India's gross domestic product (GDP) growth slowed to 6.7% in the April-June quarter of fiscal year 2024-25 (Q1FY25), reflecting softer government and consumer spending. This marks a decline from the 7.8% growth recorded in the previous January-March quarter, which was driven by strong performance in the manufacturing sector.
Despite the moderation, the Indian economy outperformed expectations with an 8.2% growth rate for the full fiscal year 2023-24 (FY24). Economists predict that the economy will maintain strong momentum throughout the current fiscal year.
The Real GDP for the quarter is estimated to be ₹43.64 lakh crore, compared to ₹40.91 lakh crore in the first quarter of 2023-24, which is a growth rate of 6.7%.

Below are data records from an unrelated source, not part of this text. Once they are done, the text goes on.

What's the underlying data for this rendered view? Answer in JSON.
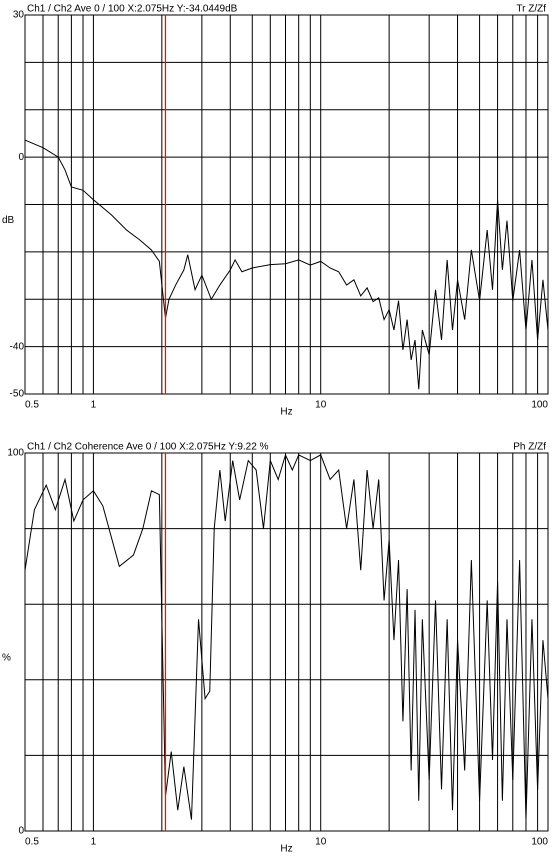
{
  "chart_data": [
    {
      "type": "line",
      "title": "Ch1 / Ch2  Ave 0 / 100  X:2.075Hz  Y:-34.0449dB",
      "mode_label": "Tr Z/Zf",
      "xlabel": "Hz",
      "ylabel": "dB",
      "log_x": true,
      "grid": true,
      "xlim": [
        0.5,
        100
      ],
      "ylim": [
        -50,
        30
      ],
      "xticks": [
        0.5,
        {
          "value": 0.6,
          "label": null
        },
        {
          "value": 0.7,
          "label": null
        },
        {
          "value": 0.8,
          "label": null
        },
        {
          "value": 0.9,
          "label": null
        },
        1,
        {
          "value": 2,
          "label": null
        },
        {
          "value": 3,
          "label": null
        },
        {
          "value": 4,
          "label": null
        },
        {
          "value": 5,
          "label": null
        },
        {
          "value": 6,
          "label": null
        },
        {
          "value": 7,
          "label": null
        },
        {
          "value": 8,
          "label": null
        },
        {
          "value": 9,
          "label": null
        },
        10,
        {
          "value": 20,
          "label": null
        },
        {
          "value": 30,
          "label": null
        },
        {
          "value": 40,
          "label": null
        },
        {
          "value": 50,
          "label": null
        },
        {
          "value": 60,
          "label": null
        },
        {
          "value": 70,
          "label": null
        },
        {
          "value": 80,
          "label": null
        },
        {
          "value": 90,
          "label": null
        },
        100
      ],
      "yticks": [
        -50,
        -40,
        {
          "value": -30,
          "label": null
        },
        {
          "value": -20,
          "label": null
        },
        {
          "value": -10,
          "label": null
        },
        0,
        {
          "value": 10,
          "label": null
        },
        {
          "value": 20,
          "label": null
        },
        30
      ],
      "cursor_x": 2.075,
      "cursor_color": "#cc2200",
      "color": "#000000",
      "x": [
        0.5,
        0.6,
        0.7,
        0.75,
        0.8,
        0.9,
        1.0,
        1.2,
        1.4,
        1.6,
        1.8,
        1.95,
        2.075,
        2.15,
        2.3,
        2.5,
        2.6,
        2.8,
        3.0,
        3.3,
        3.6,
        4.0,
        4.2,
        4.5,
        5,
        6,
        7,
        8,
        9,
        10,
        11,
        12,
        13,
        14,
        15,
        16,
        17,
        18,
        19,
        20,
        21,
        22,
        23,
        24,
        25,
        26,
        27,
        28,
        30,
        32,
        34,
        36,
        38,
        40,
        43,
        46,
        50,
        54,
        57,
        60,
        63,
        66,
        70,
        75,
        80,
        85,
        90,
        95,
        100
      ],
      "values": [
        3.6,
        2,
        0,
        -2.7,
        -6.3,
        -7,
        -9,
        -12.2,
        -15.4,
        -17.5,
        -19.6,
        -22,
        -34,
        -30,
        -27,
        -23.8,
        -20.6,
        -28,
        -24.9,
        -30,
        -27,
        -23.8,
        -21.7,
        -24.2,
        -23.4,
        -22.7,
        -22.5,
        -21.7,
        -22.8,
        -22,
        -23.4,
        -24.2,
        -27,
        -25.9,
        -29.3,
        -27.6,
        -30.5,
        -29.7,
        -34.3,
        -32.2,
        -36.5,
        -30.3,
        -40.7,
        -34.3,
        -42.8,
        -38.6,
        -49,
        -36.5,
        -41.7,
        -28,
        -38.6,
        -21.7,
        -36.5,
        -25.9,
        -34.3,
        -19.6,
        -30.3,
        -15.4,
        -28,
        -9,
        -23.8,
        -13.4,
        -30.3,
        -19.6,
        -36.5,
        -21.7,
        -38.6,
        -25.9,
        -36.5
      ]
    },
    {
      "type": "line",
      "title": "Ch1 / Ch2  Coherence Ave 0 / 100  X:2.075Hz  Y:9.22 %",
      "mode_label": "Ph Z/Zf",
      "xlabel": "Hz",
      "ylabel": "%",
      "log_x": true,
      "grid": true,
      "xlim": [
        0.5,
        100
      ],
      "ylim": [
        0,
        100
      ],
      "xticks": [
        0.5,
        {
          "value": 0.6,
          "label": null
        },
        {
          "value": 0.7,
          "label": null
        },
        {
          "value": 0.8,
          "label": null
        },
        {
          "value": 0.9,
          "label": null
        },
        1,
        {
          "value": 2,
          "label": null
        },
        {
          "value": 3,
          "label": null
        },
        {
          "value": 4,
          "label": null
        },
        {
          "value": 5,
          "label": null
        },
        {
          "value": 6,
          "label": null
        },
        {
          "value": 7,
          "label": null
        },
        {
          "value": 8,
          "label": null
        },
        {
          "value": 9,
          "label": null
        },
        10,
        {
          "value": 20,
          "label": null
        },
        {
          "value": 30,
          "label": null
        },
        {
          "value": 40,
          "label": null
        },
        {
          "value": 50,
          "label": null
        },
        {
          "value": 60,
          "label": null
        },
        {
          "value": 70,
          "label": null
        },
        {
          "value": 80,
          "label": null
        },
        {
          "value": 90,
          "label": null
        },
        100
      ],
      "yticks": [
        0,
        {
          "value": 20,
          "label": null
        },
        {
          "value": 40,
          "label": null
        },
        {
          "value": 60,
          "label": null
        },
        {
          "value": 80,
          "label": null
        },
        100
      ],
      "cursor_x": 2.075,
      "cursor_color": "#cc2200",
      "color": "#000000",
      "x": [
        0.5,
        0.55,
        0.62,
        0.68,
        0.75,
        0.82,
        0.9,
        1.0,
        1.1,
        1.3,
        1.5,
        1.65,
        1.8,
        1.95,
        2.075,
        2.2,
        2.35,
        2.5,
        2.7,
        2.9,
        3.1,
        3.25,
        3.4,
        3.6,
        3.8,
        4.1,
        4.4,
        4.8,
        5.2,
        5.6,
        6.0,
        6.5,
        7,
        7.5,
        8,
        9,
        10,
        11,
        12,
        13,
        14,
        15,
        16,
        17,
        18,
        19,
        20,
        21,
        22,
        23,
        24,
        25,
        26,
        27,
        28,
        30,
        32,
        34,
        36,
        38,
        40,
        43,
        46,
        50,
        54,
        57,
        60,
        63,
        66,
        70,
        75,
        80,
        85,
        90,
        95,
        100
      ],
      "values": [
        69,
        85,
        91.5,
        85,
        93,
        82,
        87.6,
        90,
        86,
        70,
        73,
        80,
        90,
        89,
        9.2,
        21,
        5.5,
        17,
        3,
        56,
        35,
        37,
        80,
        95.5,
        82,
        98,
        87.6,
        98,
        95.5,
        80,
        98,
        93,
        99.5,
        95.5,
        99.5,
        98,
        99.5,
        93,
        95.5,
        80,
        93,
        69,
        95.5,
        80,
        93,
        61,
        77,
        50.5,
        71.7,
        29,
        64,
        16,
        58.5,
        8,
        56,
        13.5,
        61,
        11,
        56,
        5.5,
        50.5,
        16,
        71.7,
        8,
        61,
        18.8,
        66,
        8,
        56,
        13.5,
        71.7,
        3,
        56,
        11,
        50.5,
        35
      ]
    }
  ]
}
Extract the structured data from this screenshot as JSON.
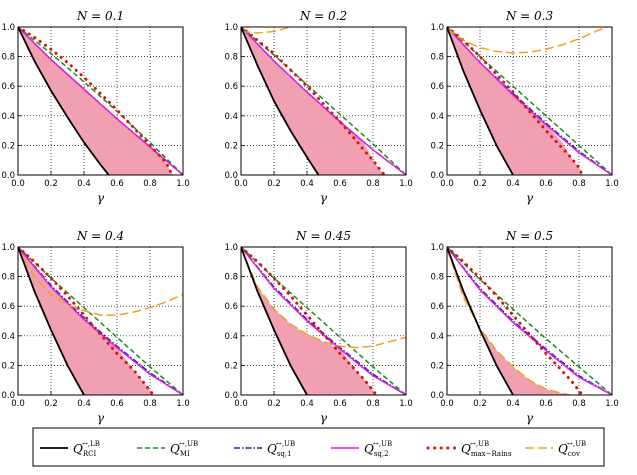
{
  "colors": {
    "rci_lb": "#000000",
    "mi_ub": "#1a8a1a",
    "sq1_ub": "#2020c8",
    "sq2_ub": "#e020e0",
    "maxrains_ub": "#dd1111",
    "cov_ub": "#f5a020",
    "fill": "#f0a0b0"
  },
  "legend": [
    {
      "key": "rci_lb",
      "main": "Q",
      "sub": "RCI",
      "sup": "↔,LB"
    },
    {
      "key": "mi_ub",
      "main": "Q",
      "sub": "MI",
      "sup": "↔,UB"
    },
    {
      "key": "sq1_ub",
      "main": "Q",
      "sub": "sq,1",
      "sup": "↔,UB"
    },
    {
      "key": "sq2_ub",
      "main": "Q",
      "sub": "sq,2",
      "sup": "↔,UB"
    },
    {
      "key": "maxrains_ub",
      "main": "Q",
      "sub": "max−Rains",
      "sup": "↔,UB"
    },
    {
      "key": "cov_ub",
      "main": "Q",
      "sub": "cov",
      "sup": "↔,UB"
    }
  ],
  "chart_data": [
    {
      "type": "line",
      "title": "N = 0.1",
      "xlabel": "γ",
      "xlim": [
        0,
        1
      ],
      "ylim": [
        0,
        1
      ],
      "xticks": [
        "0.0",
        "0.2",
        "0.4",
        "0.6",
        "0.8",
        "1.0"
      ],
      "yticks": [
        "0.0",
        "0.2",
        "0.4",
        "0.6",
        "0.8",
        "1.0"
      ],
      "series": [
        {
          "key": "rci_lb",
          "x": [
            0,
            0.1,
            0.2,
            0.3,
            0.4,
            0.5,
            0.55
          ],
          "y": [
            1,
            0.77,
            0.57,
            0.39,
            0.22,
            0.07,
            0
          ]
        },
        {
          "key": "mi_ub",
          "x": [
            0,
            0.2,
            0.4,
            0.6,
            0.8,
            1.0
          ],
          "y": [
            1,
            0.82,
            0.63,
            0.43,
            0.22,
            0
          ]
        },
        {
          "key": "sq1_ub",
          "x": [
            0,
            0.2,
            0.4,
            0.6,
            0.8,
            1.0
          ],
          "y": [
            1,
            0.78,
            0.58,
            0.38,
            0.19,
            0
          ]
        },
        {
          "key": "sq2_ub",
          "x": [
            0,
            0.2,
            0.4,
            0.6,
            0.8,
            1.0
          ],
          "y": [
            1,
            0.78,
            0.58,
            0.38,
            0.19,
            0
          ]
        },
        {
          "key": "maxrains_ub",
          "x": [
            0,
            0.1,
            0.2,
            0.3,
            0.4,
            0.5,
            0.6,
            0.7,
            0.8,
            0.85,
            0.9,
            0.92,
            0.94
          ],
          "y": [
            1,
            0.93,
            0.85,
            0.76,
            0.66,
            0.55,
            0.44,
            0.32,
            0.2,
            0.14,
            0.08,
            0.03,
            0
          ]
        },
        {
          "key": "fill_upper",
          "x": [
            0,
            0.2,
            0.4,
            0.6,
            0.8,
            0.85,
            0.9,
            0.92,
            0.94
          ],
          "y": [
            1,
            0.78,
            0.58,
            0.38,
            0.19,
            0.14,
            0.08,
            0.03,
            0
          ]
        }
      ]
    },
    {
      "type": "line",
      "title": "N = 0.2",
      "xlabel": "γ",
      "xlim": [
        0,
        1
      ],
      "ylim": [
        0,
        1
      ],
      "xticks": [
        "0.0",
        "0.2",
        "0.4",
        "0.6",
        "0.8",
        "1.0"
      ],
      "yticks": [
        "0.0",
        "0.2",
        "0.4",
        "0.6",
        "0.8",
        "1.0"
      ],
      "series": [
        {
          "key": "rci_lb",
          "x": [
            0,
            0.1,
            0.2,
            0.3,
            0.4,
            0.47
          ],
          "y": [
            1,
            0.74,
            0.5,
            0.3,
            0.12,
            0
          ]
        },
        {
          "key": "mi_ub",
          "x": [
            0,
            0.2,
            0.4,
            0.6,
            0.8,
            1.0
          ],
          "y": [
            1,
            0.81,
            0.61,
            0.41,
            0.21,
            0
          ]
        },
        {
          "key": "sq1_ub",
          "x": [
            0,
            0.2,
            0.4,
            0.6,
            0.8,
            1.0
          ],
          "y": [
            1,
            0.77,
            0.56,
            0.36,
            0.17,
            0
          ]
        },
        {
          "key": "sq2_ub",
          "x": [
            0,
            0.2,
            0.4,
            0.6,
            0.8,
            1.0
          ],
          "y": [
            1,
            0.77,
            0.56,
            0.36,
            0.17,
            0
          ]
        },
        {
          "key": "maxrains_ub",
          "x": [
            0,
            0.1,
            0.2,
            0.3,
            0.4,
            0.5,
            0.6,
            0.7,
            0.75,
            0.8,
            0.84,
            0.87
          ],
          "y": [
            1,
            0.91,
            0.82,
            0.71,
            0.6,
            0.48,
            0.36,
            0.23,
            0.16,
            0.1,
            0.04,
            0
          ]
        },
        {
          "key": "cov_ub",
          "x": [
            0,
            0.1,
            0.2,
            0.3,
            0.35
          ],
          "y": [
            0.97,
            0.96,
            0.97,
            1.0,
            1.03
          ]
        },
        {
          "key": "fill_upper",
          "x": [
            0,
            0.2,
            0.4,
            0.6,
            0.75,
            0.8,
            0.84,
            0.87
          ],
          "y": [
            1,
            0.77,
            0.56,
            0.36,
            0.21,
            0.1,
            0.04,
            0
          ]
        }
      ]
    },
    {
      "type": "line",
      "title": "N = 0.3",
      "xlabel": "γ",
      "xlim": [
        0,
        1
      ],
      "ylim": [
        0,
        1
      ],
      "xticks": [
        "0.0",
        "0.2",
        "0.4",
        "0.6",
        "0.8",
        "1.0"
      ],
      "yticks": [
        "0.0",
        "0.2",
        "0.4",
        "0.6",
        "0.8",
        "1.0"
      ],
      "series": [
        {
          "key": "rci_lb",
          "x": [
            0,
            0.1,
            0.2,
            0.3,
            0.4
          ],
          "y": [
            1,
            0.7,
            0.44,
            0.2,
            0
          ]
        },
        {
          "key": "mi_ub",
          "x": [
            0,
            0.2,
            0.4,
            0.6,
            0.8,
            1.0
          ],
          "y": [
            1,
            0.8,
            0.6,
            0.4,
            0.2,
            0
          ]
        },
        {
          "key": "sq1_ub",
          "x": [
            0,
            0.2,
            0.4,
            0.6,
            0.8,
            1.0
          ],
          "y": [
            1,
            0.76,
            0.55,
            0.35,
            0.16,
            0
          ]
        },
        {
          "key": "sq2_ub",
          "x": [
            0,
            0.2,
            0.4,
            0.6,
            0.8,
            1.0
          ],
          "y": [
            1,
            0.76,
            0.54,
            0.34,
            0.15,
            0
          ]
        },
        {
          "key": "maxrains_ub",
          "x": [
            0,
            0.1,
            0.2,
            0.3,
            0.4,
            0.5,
            0.6,
            0.7,
            0.75,
            0.8,
            0.82
          ],
          "y": [
            1,
            0.91,
            0.8,
            0.68,
            0.56,
            0.43,
            0.3,
            0.18,
            0.12,
            0.05,
            0
          ]
        },
        {
          "key": "cov_ub",
          "x": [
            0,
            0.1,
            0.2,
            0.3,
            0.4,
            0.5,
            0.6,
            0.7,
            0.8,
            0.9,
            0.97
          ],
          "y": [
            0.99,
            0.91,
            0.86,
            0.835,
            0.825,
            0.83,
            0.85,
            0.88,
            0.92,
            0.97,
            1.0
          ]
        },
        {
          "key": "fill_upper",
          "x": [
            0,
            0.2,
            0.4,
            0.6,
            0.7,
            0.75,
            0.8,
            0.82
          ],
          "y": [
            1,
            0.76,
            0.54,
            0.34,
            0.22,
            0.12,
            0.05,
            0
          ]
        }
      ]
    },
    {
      "type": "line",
      "title": "N = 0.4",
      "xlabel": "γ",
      "xlim": [
        0,
        1
      ],
      "ylim": [
        0,
        1
      ],
      "xticks": [
        "0.0",
        "0.2",
        "0.4",
        "0.6",
        "0.8",
        "1.0"
      ],
      "yticks": [
        "0.0",
        "0.2",
        "0.4",
        "0.6",
        "0.8",
        "1.0"
      ],
      "series": [
        {
          "key": "rci_lb",
          "x": [
            0,
            0.1,
            0.2,
            0.3,
            0.4
          ],
          "y": [
            1,
            0.7,
            0.44,
            0.2,
            0
          ]
        },
        {
          "key": "mi_ub",
          "x": [
            0,
            0.2,
            0.4,
            0.6,
            0.8,
            1.0
          ],
          "y": [
            1,
            0.79,
            0.59,
            0.39,
            0.19,
            0
          ]
        },
        {
          "key": "sq1_ub",
          "x": [
            0,
            0.2,
            0.4,
            0.6,
            0.8,
            1.0
          ],
          "y": [
            1,
            0.74,
            0.52,
            0.33,
            0.15,
            0
          ]
        },
        {
          "key": "sq2_ub",
          "x": [
            0,
            0.2,
            0.4,
            0.6,
            0.8,
            1.0
          ],
          "y": [
            1,
            0.73,
            0.51,
            0.32,
            0.14,
            0
          ]
        },
        {
          "key": "maxrains_ub",
          "x": [
            0,
            0.1,
            0.2,
            0.3,
            0.4,
            0.5,
            0.6,
            0.7,
            0.75,
            0.8,
            0.82
          ],
          "y": [
            1,
            0.9,
            0.79,
            0.67,
            0.54,
            0.41,
            0.28,
            0.17,
            0.1,
            0.03,
            0
          ]
        },
        {
          "key": "cov_ub",
          "x": [
            0,
            0.1,
            0.2,
            0.3,
            0.4,
            0.5,
            0.6,
            0.7,
            0.8,
            0.9,
            1.0
          ],
          "y": [
            0.99,
            0.8,
            0.68,
            0.61,
            0.57,
            0.54,
            0.54,
            0.56,
            0.59,
            0.63,
            0.68
          ]
        },
        {
          "key": "fill_upper",
          "x": [
            0,
            0.2,
            0.4,
            0.6,
            0.7,
            0.75,
            0.8,
            0.82
          ],
          "y": [
            1,
            0.73,
            0.51,
            0.32,
            0.17,
            0.1,
            0.03,
            0
          ]
        }
      ]
    },
    {
      "type": "line",
      "title": "N = 0.45",
      "xlabel": "γ",
      "xlim": [
        0,
        1
      ],
      "ylim": [
        0,
        1
      ],
      "xticks": [
        "0.0",
        "0.2",
        "0.4",
        "0.6",
        "0.8",
        "1.0"
      ],
      "yticks": [
        "0.0",
        "0.2",
        "0.4",
        "0.6",
        "0.8",
        "1.0"
      ],
      "series": [
        {
          "key": "rci_lb",
          "x": [
            0,
            0.1,
            0.2,
            0.3,
            0.4
          ],
          "y": [
            1,
            0.7,
            0.44,
            0.2,
            0
          ]
        },
        {
          "key": "mi_ub",
          "x": [
            0,
            0.2,
            0.4,
            0.6,
            0.8,
            1.0
          ],
          "y": [
            1,
            0.79,
            0.59,
            0.39,
            0.19,
            0
          ]
        },
        {
          "key": "sq1_ub",
          "x": [
            0,
            0.2,
            0.4,
            0.6,
            0.8,
            1.0
          ],
          "y": [
            1,
            0.73,
            0.51,
            0.32,
            0.14,
            0
          ]
        },
        {
          "key": "sq2_ub",
          "x": [
            0,
            0.2,
            0.4,
            0.6,
            0.8,
            1.0
          ],
          "y": [
            1,
            0.72,
            0.5,
            0.31,
            0.13,
            0
          ]
        },
        {
          "key": "maxrains_ub",
          "x": [
            0,
            0.1,
            0.2,
            0.3,
            0.4,
            0.5,
            0.6,
            0.7,
            0.75,
            0.8,
            0.82
          ],
          "y": [
            1,
            0.9,
            0.79,
            0.67,
            0.54,
            0.41,
            0.28,
            0.16,
            0.1,
            0.03,
            0
          ]
        },
        {
          "key": "cov_ub",
          "x": [
            0,
            0.1,
            0.2,
            0.3,
            0.4,
            0.5,
            0.6,
            0.7,
            0.8,
            0.9,
            1.0
          ],
          "y": [
            0.99,
            0.73,
            0.58,
            0.48,
            0.41,
            0.36,
            0.33,
            0.32,
            0.33,
            0.36,
            0.39
          ]
        },
        {
          "key": "fill_upper",
          "x": [
            0,
            0.1,
            0.2,
            0.3,
            0.4,
            0.5,
            0.6,
            0.7,
            0.75,
            0.8,
            0.82
          ],
          "y": [
            0.99,
            0.73,
            0.58,
            0.48,
            0.41,
            0.36,
            0.31,
            0.16,
            0.1,
            0.03,
            0
          ]
        }
      ]
    },
    {
      "type": "line",
      "title": "N = 0.5",
      "xlabel": "γ",
      "xlim": [
        0,
        1
      ],
      "ylim": [
        0,
        1
      ],
      "xticks": [
        "0.0",
        "0.2",
        "0.4",
        "0.6",
        "0.8",
        "1.0"
      ],
      "yticks": [
        "0.0",
        "0.2",
        "0.4",
        "0.6",
        "0.8",
        "1.0"
      ],
      "series": [
        {
          "key": "rci_lb",
          "x": [
            0,
            0.1,
            0.2,
            0.3,
            0.4
          ],
          "y": [
            1,
            0.7,
            0.44,
            0.2,
            0
          ]
        },
        {
          "key": "mi_ub",
          "x": [
            0,
            0.2,
            0.4,
            0.6,
            0.8,
            1.0
          ],
          "y": [
            1,
            0.78,
            0.58,
            0.38,
            0.19,
            0
          ]
        },
        {
          "key": "sq1_ub",
          "x": [
            0,
            0.2,
            0.4,
            0.6,
            0.8,
            1.0
          ],
          "y": [
            1,
            0.72,
            0.5,
            0.31,
            0.13,
            0
          ]
        },
        {
          "key": "sq2_ub",
          "x": [
            0,
            0.2,
            0.4,
            0.6,
            0.8,
            1.0
          ],
          "y": [
            1,
            0.71,
            0.49,
            0.3,
            0.12,
            0
          ]
        },
        {
          "key": "maxrains_ub",
          "x": [
            0,
            0.1,
            0.2,
            0.3,
            0.4,
            0.5,
            0.6,
            0.7,
            0.75,
            0.8,
            0.82
          ],
          "y": [
            1,
            0.9,
            0.79,
            0.67,
            0.54,
            0.41,
            0.28,
            0.16,
            0.1,
            0.03,
            0
          ]
        },
        {
          "key": "cov_ub",
          "x": [
            0,
            0.1,
            0.2,
            0.3,
            0.4,
            0.5,
            0.6,
            0.7,
            0.75
          ],
          "y": [
            0.99,
            0.66,
            0.45,
            0.3,
            0.19,
            0.1,
            0.04,
            0.01,
            0
          ]
        },
        {
          "key": "fill_upper",
          "x": [
            0,
            0.1,
            0.2,
            0.3,
            0.4,
            0.5,
            0.6,
            0.7,
            0.75
          ],
          "y": [
            0.99,
            0.66,
            0.45,
            0.3,
            0.19,
            0.1,
            0.04,
            0.01,
            0
          ]
        }
      ]
    }
  ]
}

The Reserve Bank of India (RBI) revised its growth forecast for Q1FY25 downwards by 20 basis points to 7.1% in its August monetary policy statement, citing muted government capital expenditure, lower corporate profitability, and decreased core output. However, the central bank maintained its full-year GDP growth estimate for FY25 at 7.2%.
RBI Governor Shaktikanta Das said in the latest minutes of the Monetary Policy Committee (MPC) meeting that the pickup of agricultural activity is expected to boost rural consumption further. Private corporate investment is also gaining steam, with capacity utilisation reaching its highest level in 11 years.